Following on the heels of the exciting espionage and intrigue-filled series The Bionic Man, this year’s The Six Million Dollar Man Season Six unfortunately didn’t pack the same punch needed to continue the series beyond its first six issues.  It begs the question of whether five seasons really was enough, or whether it’s just too difficult to grab a modern audience with the story of a cybernetic human from the 1970s and 1980s when technology has moved so far past that era.

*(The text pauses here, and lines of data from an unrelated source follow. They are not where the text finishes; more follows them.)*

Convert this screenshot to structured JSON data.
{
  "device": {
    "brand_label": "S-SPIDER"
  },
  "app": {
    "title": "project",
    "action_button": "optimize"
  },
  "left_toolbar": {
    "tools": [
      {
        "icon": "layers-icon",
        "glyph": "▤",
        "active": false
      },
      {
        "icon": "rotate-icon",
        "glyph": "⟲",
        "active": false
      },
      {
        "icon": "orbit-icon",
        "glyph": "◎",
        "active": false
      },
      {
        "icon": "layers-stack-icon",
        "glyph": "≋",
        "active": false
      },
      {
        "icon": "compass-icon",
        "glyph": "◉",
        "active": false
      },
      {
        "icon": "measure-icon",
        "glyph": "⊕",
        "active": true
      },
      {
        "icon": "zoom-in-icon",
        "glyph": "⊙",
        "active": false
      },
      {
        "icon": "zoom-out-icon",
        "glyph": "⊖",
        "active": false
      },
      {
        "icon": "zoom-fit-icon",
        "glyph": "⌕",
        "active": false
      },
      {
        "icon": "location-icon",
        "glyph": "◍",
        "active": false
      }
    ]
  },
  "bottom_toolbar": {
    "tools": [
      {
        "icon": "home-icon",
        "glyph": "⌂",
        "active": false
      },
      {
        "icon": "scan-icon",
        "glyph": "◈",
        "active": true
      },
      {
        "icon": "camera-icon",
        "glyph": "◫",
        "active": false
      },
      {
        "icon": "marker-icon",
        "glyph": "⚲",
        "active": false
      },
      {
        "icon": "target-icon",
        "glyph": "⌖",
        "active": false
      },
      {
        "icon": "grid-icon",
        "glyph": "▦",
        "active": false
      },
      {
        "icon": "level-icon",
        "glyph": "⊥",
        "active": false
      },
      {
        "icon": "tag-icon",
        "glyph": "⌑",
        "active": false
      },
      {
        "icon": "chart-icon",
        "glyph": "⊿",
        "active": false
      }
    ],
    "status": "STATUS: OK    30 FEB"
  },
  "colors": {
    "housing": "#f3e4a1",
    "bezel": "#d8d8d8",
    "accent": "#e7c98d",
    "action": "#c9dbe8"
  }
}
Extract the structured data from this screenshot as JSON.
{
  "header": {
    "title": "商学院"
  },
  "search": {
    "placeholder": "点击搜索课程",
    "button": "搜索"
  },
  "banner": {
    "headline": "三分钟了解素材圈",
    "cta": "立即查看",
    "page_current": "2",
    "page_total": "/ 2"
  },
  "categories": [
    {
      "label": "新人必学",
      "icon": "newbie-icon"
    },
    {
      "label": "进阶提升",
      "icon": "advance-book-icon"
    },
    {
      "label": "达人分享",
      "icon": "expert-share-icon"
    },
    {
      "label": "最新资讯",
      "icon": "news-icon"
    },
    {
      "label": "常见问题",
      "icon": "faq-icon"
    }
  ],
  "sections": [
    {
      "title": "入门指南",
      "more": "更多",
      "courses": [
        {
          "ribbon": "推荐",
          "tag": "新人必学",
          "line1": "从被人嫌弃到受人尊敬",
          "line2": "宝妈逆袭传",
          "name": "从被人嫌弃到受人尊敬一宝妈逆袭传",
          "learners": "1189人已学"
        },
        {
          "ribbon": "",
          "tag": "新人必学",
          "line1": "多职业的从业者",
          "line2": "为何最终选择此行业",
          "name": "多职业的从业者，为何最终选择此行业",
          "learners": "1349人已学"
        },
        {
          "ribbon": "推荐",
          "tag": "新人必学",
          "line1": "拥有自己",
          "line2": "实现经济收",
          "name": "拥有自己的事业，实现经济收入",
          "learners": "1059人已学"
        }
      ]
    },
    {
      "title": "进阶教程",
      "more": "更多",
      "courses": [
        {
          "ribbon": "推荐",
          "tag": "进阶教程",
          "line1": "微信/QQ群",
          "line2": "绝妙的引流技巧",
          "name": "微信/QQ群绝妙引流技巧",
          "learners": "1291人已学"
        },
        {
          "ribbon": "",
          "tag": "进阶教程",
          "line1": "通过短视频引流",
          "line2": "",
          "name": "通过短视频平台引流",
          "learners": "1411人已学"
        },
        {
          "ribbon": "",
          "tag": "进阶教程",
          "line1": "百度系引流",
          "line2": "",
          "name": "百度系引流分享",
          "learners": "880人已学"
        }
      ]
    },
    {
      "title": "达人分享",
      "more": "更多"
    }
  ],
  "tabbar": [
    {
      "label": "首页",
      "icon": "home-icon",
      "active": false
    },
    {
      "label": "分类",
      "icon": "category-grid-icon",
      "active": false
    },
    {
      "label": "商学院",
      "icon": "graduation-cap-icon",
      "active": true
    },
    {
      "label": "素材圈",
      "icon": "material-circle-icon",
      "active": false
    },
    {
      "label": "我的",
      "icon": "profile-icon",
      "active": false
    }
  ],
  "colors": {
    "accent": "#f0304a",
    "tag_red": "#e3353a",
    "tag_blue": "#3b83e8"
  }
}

The reboot via Dynamite Comics’ license for Steve Austin began with a script by Kevin Smith that was then taken over by Phil Hester and wrapped with Aaron Gillespie.  Their series retold Steve Austin’s story of a test pilot crashing and being saved from death via cybernetics in the modern day.  It was a great read that blended the best of the TV series with technology of today.  The mistake may have been discontinuing that series for a reboot aimed to leverage the current marketing hook that worked so well for other TV series continuing in comic book form, the best being Dark Horse Comics’ multi-season Buffy the Vampire Slayer Seasons Eight through Ten, and IDW Publishing’s The X-Files Season Ten.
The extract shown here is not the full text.